Thanks to worldwide jitters over U.S. trade policies, the growth of new light-vehicle sales is slowing down in global markets for the first time in almost a decade, The Wall Street Journal claimed this week. However, some sources suggest that slackening new-car sales reflect a longer-term trend that was already in play before President Donald J. Trump began threatening to increase tariffs on auto imports into the U.S.
Referencing data from research firm LMC Automotive, WSJ said on Wednesday that worldwide sales in 2018 are on track to hit 97 million vehicles, a 1.8 percent increase over 2017. Problem is, that growth rate is considerably slower than that of the last 10 years, which has averaged 5 percent per year. Slowdowns in projected 2018 auto sales in the U.S., China, and Europe all make up key components of LMC’s gloomy projections.
The Journal bluntly laid the blame for the shaky sales picture at the door of the White House: “President Trump’s trade policies are undermining consumer confidence in many markets outside the U.S. and are widely seen as the biggest threat to continued economic growth.”
The U.S. auto industry is understandably nervous about the possible effects of a trade war and the disruption it would bring to the industry’s highly-integrated international value chain. (See our recent analysis, “Will a Trade War Disrupt the Automotive Industry?”) In July, Peter K. Welch, president of the National Automobile Dealers Association (NADA), said that a 25 percent U.S. tariff on imported autos and parts would mean that “U.S. GDP would fall by $59.2 billion, and nearly 715,000 Americans would lose their jobs.” For auto dealerships, Welch claimed, “annual revenues would fall by $66.5 billion — $4 million per store — and 117,000 dealership employees — an average of seven per dealership — would have to be laid off.”

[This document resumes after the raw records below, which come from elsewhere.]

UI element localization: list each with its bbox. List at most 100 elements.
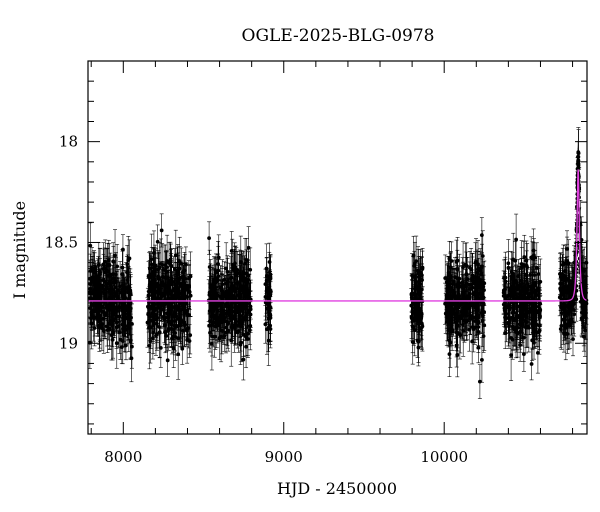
data-point — [119, 345, 124, 350]
data-point — [177, 277, 182, 282]
data-point — [124, 343, 128, 348]
chart-title: OGLE-2025-BLG-0978 — [242, 26, 435, 46]
data-point — [479, 310, 483, 315]
data-point — [230, 262, 235, 267]
data-point — [222, 319, 227, 324]
data-point — [248, 267, 253, 272]
data-point — [180, 294, 185, 299]
data-point — [207, 309, 212, 313]
data-point — [171, 313, 176, 318]
data-point — [159, 228, 164, 233]
data-point — [455, 258, 460, 263]
data-point — [127, 256, 132, 261]
data-point — [113, 253, 117, 258]
data-point — [417, 319, 421, 324]
data-point — [166, 327, 171, 332]
data-point — [168, 258, 173, 263]
data-point — [179, 261, 184, 266]
data-point — [220, 282, 225, 287]
data-point — [152, 306, 157, 311]
data-point — [180, 346, 185, 351]
data-point — [185, 312, 190, 317]
data-point — [219, 302, 223, 307]
data-point — [107, 263, 112, 267]
data-point — [90, 303, 94, 307]
data-point — [120, 301, 125, 306]
data-point — [241, 270, 246, 275]
data-point — [185, 338, 190, 342]
data-point — [207, 236, 212, 241]
data-point — [110, 288, 114, 293]
data-point — [129, 315, 133, 320]
data-point — [91, 291, 95, 296]
data-point — [230, 284, 234, 288]
data-point — [166, 285, 171, 290]
data-point — [454, 316, 459, 321]
data-point — [417, 291, 422, 295]
data-point — [149, 287, 154, 292]
photometry-points — [87, 127, 589, 399]
data-point — [229, 248, 234, 253]
data-point — [175, 268, 180, 273]
data-point — [248, 304, 253, 309]
data-point — [265, 327, 269, 332]
data-point — [97, 294, 102, 299]
data-point — [224, 325, 229, 330]
data-point — [224, 266, 229, 271]
data-point — [145, 320, 150, 325]
data-point — [164, 269, 169, 274]
data-point — [163, 288, 167, 293]
data-point — [267, 260, 272, 264]
data-point — [112, 294, 117, 299]
data-point — [125, 316, 130, 321]
data-point — [110, 312, 115, 317]
data-point — [243, 306, 248, 311]
data-point — [222, 312, 226, 317]
data-point — [409, 303, 414, 308]
data-point — [100, 304, 104, 309]
data-point — [455, 353, 460, 357]
data-point — [445, 280, 450, 285]
data-point — [419, 316, 424, 321]
data-point — [463, 262, 468, 267]
data-point — [246, 337, 250, 341]
data-point — [236, 329, 241, 333]
data-point — [180, 328, 185, 333]
data-point — [111, 259, 116, 264]
data-point — [470, 282, 474, 287]
data-point — [104, 285, 109, 290]
data-point — [420, 267, 425, 271]
data-point — [416, 345, 421, 350]
data-point — [157, 276, 162, 281]
data-point — [225, 291, 230, 296]
data-point — [110, 337, 115, 342]
data-point — [158, 261, 163, 266]
data-point — [105, 328, 110, 333]
data-point — [154, 284, 159, 289]
data-point — [481, 284, 486, 289]
data-point — [155, 315, 159, 320]
data-point — [177, 316, 181, 321]
data-point — [102, 266, 107, 270]
data-point — [243, 279, 248, 284]
data-point — [238, 318, 243, 323]
data-point — [127, 301, 132, 306]
data-point — [464, 319, 469, 324]
data-point — [246, 277, 250, 282]
data-point — [176, 324, 181, 328]
data-point — [480, 357, 484, 362]
data-point — [230, 316, 235, 320]
data-point — [148, 325, 153, 330]
data-point — [88, 289, 92, 294]
data-point — [174, 289, 179, 294]
data-point — [163, 323, 167, 328]
data-point — [238, 260, 243, 264]
data-point — [154, 289, 158, 294]
data-point — [94, 288, 99, 293]
data-point — [181, 288, 186, 293]
data-point — [208, 330, 212, 335]
data-point — [419, 287, 424, 292]
data-point — [186, 276, 191, 281]
data-point — [158, 301, 162, 305]
data-point — [98, 272, 102, 277]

But all is not lost, some observers have pointed out. WSJ contended that “An easing of tensions between the U.S. and its major trading partners could prevent the slowdown in auto sales growth from becoming a more rapid decline, analysts say.” One recent example: The U.S. and Mexico announced this week that they would continue a tariff-free trading relationship; that happy announcement gave a lift to the stocks of GM and Ford, along with automakers that run factories in the U.S. and Mexico, such as Daimler, BMW, and Volkswagen.

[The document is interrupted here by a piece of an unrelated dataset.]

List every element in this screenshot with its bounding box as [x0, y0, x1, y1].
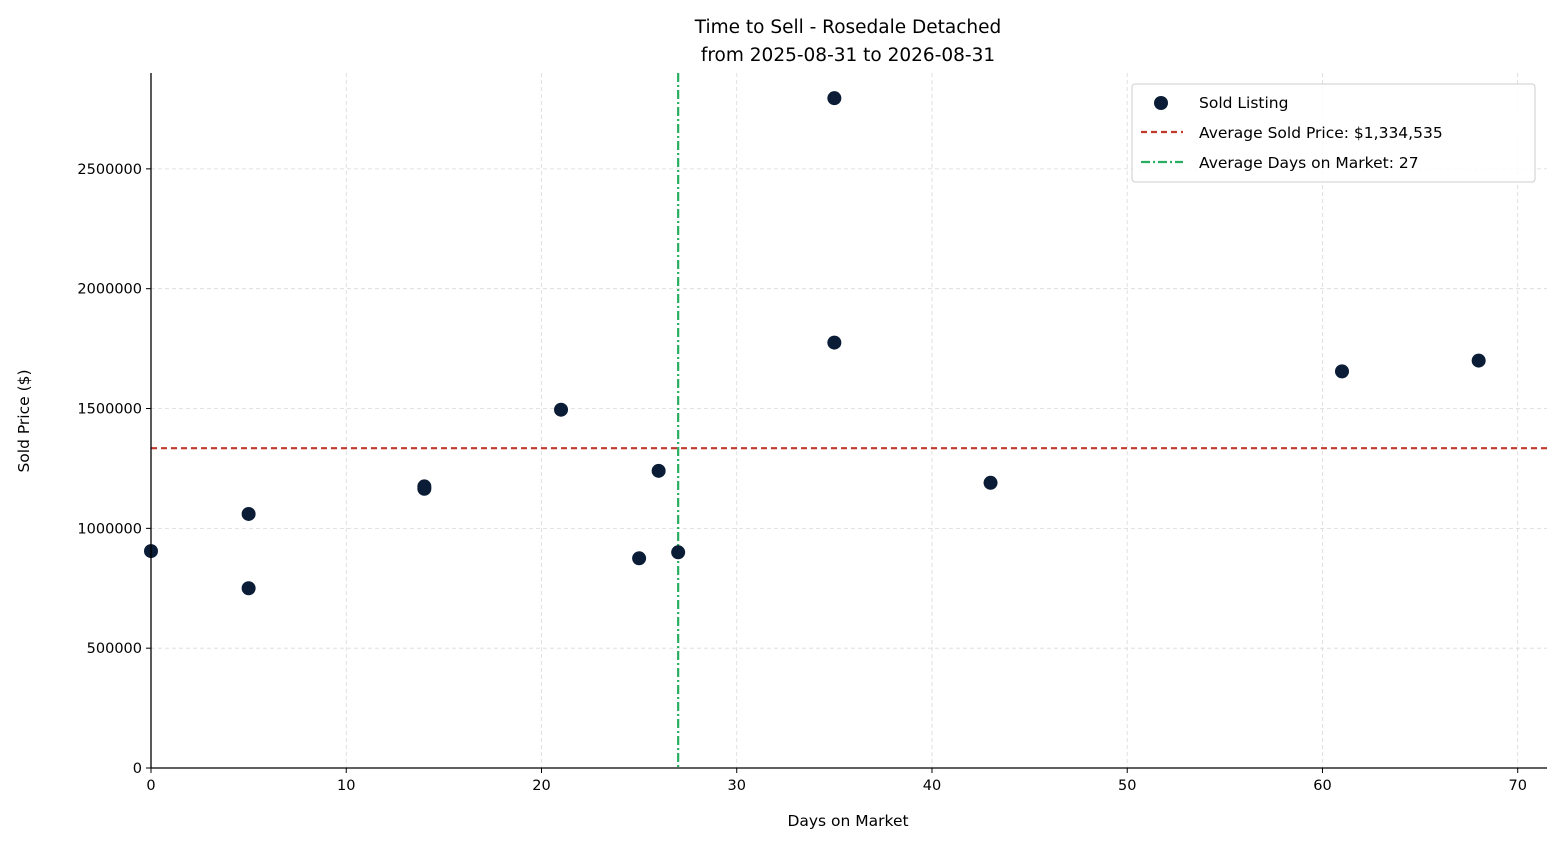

Not all sources agree that trade tensions are to blame for the sluggish growth in auto sales. James Albertine, auto analyst from Consumer Edge Research, told CNBC on Tuesday that the auto industry is already fighting a difficult operating environment, affected by emissions standards, the decline of diesel, high commodity prices, climbing interest rates, and lower consumer demand.

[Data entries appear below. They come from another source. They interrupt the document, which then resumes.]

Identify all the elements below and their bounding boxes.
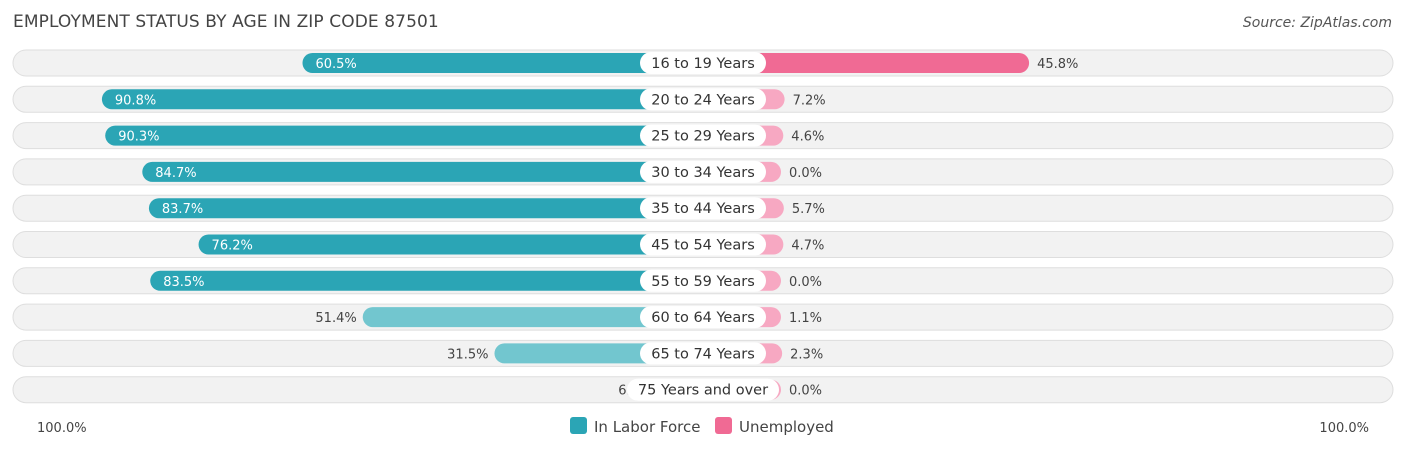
- category-label-box: [640, 306, 766, 329]
- category-label: 35 to 44 Years: [651, 201, 755, 217]
- labor-force-bar: [101, 89, 704, 110]
- category-label-box: [640, 269, 766, 292]
- category-label: 20 to 24 Years: [651, 92, 755, 108]
- labor-force-bar: [150, 270, 704, 291]
- labor-force-value-label: 90.3%: [118, 130, 159, 145]
- legend-swatch-in-labor-force: [570, 417, 587, 434]
- unemployed-value-label: 2.3%: [790, 347, 823, 362]
- category-label: 30 to 34 Years: [651, 165, 755, 181]
- unemployed-value-label: 0.0%: [789, 275, 822, 290]
- category-label-box: [640, 342, 766, 365]
- category-label-box: [627, 378, 779, 401]
- labor-force-value-label: 83.7%: [162, 202, 203, 217]
- labor-force-bar: [362, 307, 703, 328]
- legend-label-unemployed: Unemployed: [739, 418, 834, 436]
- labor-force-bar: [302, 53, 703, 73]
- category-label: 65 to 74 Years: [651, 346, 755, 362]
- labor-force-value-label: 51.4%: [315, 311, 356, 326]
- chart-title: EMPLOYMENT STATUS BY AGE IN ZIP CODE 875…: [13, 12, 439, 32]
- labor-force-value-label: 76.2%: [212, 239, 253, 254]
- category-label: 25 to 29 Years: [651, 129, 755, 145]
- legend-label-in-labor-force: In Labor Force: [594, 418, 700, 436]
- category-label: 60 to 64 Years: [651, 310, 755, 326]
- labor-force-value-label: 31.5%: [447, 347, 488, 362]
- category-label-box: [640, 233, 766, 256]
- source-note: Source: ZipAtlas.com: [1242, 15, 1392, 31]
- unemployed-value-label: 7.2%: [793, 93, 826, 108]
- unemployed-value-label: 45.8%: [1037, 57, 1078, 72]
- unemployed-value-label: 5.7%: [792, 202, 825, 217]
- labor-force-bar: [142, 161, 703, 182]
- labor-force-bar: [105, 125, 704, 146]
- category-label-box: [640, 160, 766, 183]
- legend-swatch-unemployed: [715, 417, 732, 434]
- unemployed-value-label: 0.0%: [789, 166, 822, 181]
- unemployed-value-label: 4.7%: [791, 239, 824, 254]
- category-label: 16 to 19 Years: [651, 56, 755, 72]
- category-label-box: [640, 124, 766, 147]
- category-label: 55 to 59 Years: [651, 274, 755, 290]
- category-label: 45 to 54 Years: [651, 238, 755, 254]
- axis-right-label: 100.0%: [1319, 421, 1369, 436]
- axis-left-label: 100.0%: [37, 421, 87, 436]
- unemployed-value-label: 4.6%: [791, 130, 824, 145]
- category-label-box: [640, 88, 766, 111]
- unemployed-bar: [703, 53, 1030, 73]
- labor-force-bar: [148, 198, 703, 219]
- category-label-box: [640, 52, 766, 74]
- labor-force-value-label: 60.5%: [315, 57, 356, 72]
- category-label: 75 Years and over: [638, 383, 768, 399]
- category-label-box: [640, 197, 766, 220]
- labor-force-bar: [198, 234, 703, 255]
- unemployed-value-label: 0.0%: [789, 384, 822, 399]
- unemployed-value-label: 1.1%: [789, 311, 822, 326]
- labor-force-value-label: 84.7%: [155, 166, 196, 181]
- labor-force-value-label: 90.8%: [115, 93, 156, 108]
- labor-force-value-label: 83.5%: [163, 275, 204, 290]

It’s worth noting also that information-services firm IHS Markit was already predicting in January that light-vehicle sales growth would slow down this year. Markit predicted that global sales would reach 95.9 million units this year, only a 1.5 percent increase over 2017. These projections are not far off from those of LMC; in fact, Markit’s projections were even lower than LMC’s, but were made before the current conflicts between the U.S. and its trading partners.